Prim’s Minimum Spanning Tree
What It Solves & When
Build a minimum spanning tree by growing one connected tree — what problem is an MST, and when does Prim’s shape fit best?
Growing a Single Tree
The vertex set splits into “in tree” and “not yet.” How does the tree expand exactly one vertex per step?
The Cut Property
State the cut property. Why does it justify always grabbing the cheapest edge crossing the in/out boundary?
Why the Greedy Edge Is Always Safe
Take any cut separating tree from non-tree. Why must the minimum crossing edge belong to some MST?
Priority Queue of Crossing Edges
Each non-tree vertex holds a key = cheapest known edge to the tree. When is that key decreased?
Lazy vs Eager Implementation
Lazy pushes stale (weight, vertex) entries and skips them on pop; eager uses decrease-key keyed by vertex. What’s the trade-off in memory and code complexity?
Detecting Stale Pops
In the lazy version, how do you recognize and discard an entry for a vertex already in the tree?
Tracking the Tree
What arrays do you maintain — key[], inMST[], parent[] — and what does each contribute?
Reconstructing the MST Edges
How does parent[] give you the actual tree edges and total weight, not just a number?
Variants
Adjacency-matrix Prim’s (no heap) for dense graphs; Fibonacci-heap Prim’s — when does each win?
vs Kruskal’s
Prim’s grows one tree with a heap; Kruskal’s sorts all edges with union-find. Dense vs sparse — which do you reach for?
Time Complexity
Every vertex is extracted once and every edge can trigger a key update. How do those map to heap operations?
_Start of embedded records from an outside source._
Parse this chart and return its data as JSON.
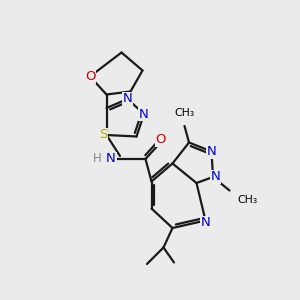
{
  "bg_color": "#ebebeb",
  "atom_colors": {
    "C": "#000000",
    "N": "#0000cc",
    "O": "#cc0000",
    "S": "#aaaa00",
    "H": "#888888"
  },
  "bond_color": "#1a1a1a",
  "bond_width": 1.6,
  "font_size_atom": 9.5,
  "font_size_methyl": 7.8
}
Binary Heap vs Matrix vs Fibonacci Heap
Compare the three: binary-heap Prim’s in terms of E and V, the simple O(V^2) adjacency-matrix version, and the Fibonacci-heap bound. Why does the matrix version win on dense graphs where E nears V^2?
Space Complexity
What do key[], inMST[], parent[], the heap, and the graph representation cost in terms of V and E?
Heap Size Under Lazy Deletion
How large can the priority queue grow when you push duplicates instead of decreasing keys?
Implementation Walkthrough
Plan the code before writing it.
Graph & Structures Setup
What adjacency representation, and how do you initialize key[] (to INF), inMST[], parent[], and seed the start vertex?
The Main Loop
Sketch the extract-min → mark-in-tree → scan-neighbors cycle. When does the loop end?
The Key Step: Updating Crossing Edges
For each neighbor of the newly added vertex, what comparison decides whether to update its key and parent and push it?
Reconstruction
How do you read parent[] into a list of MST edges and accumulate the total weight?
Real Uses
Network/cable layout, clustering, approximation kernels — where does a single growing tree fit naturally?
Pitfalls
Forgetting to skip already-in-tree pops; not decreasing keys; assuming it works on directed graphs; starting with key[] not set to infinity — what goes wrong?
Implementation
// implement from scratch here
Summary
Recap the whole topic in a few lines — the core idea, the key complexities and trade-offs, and when to reach for it. The cheat-sheet you’d skim before an exam or interview.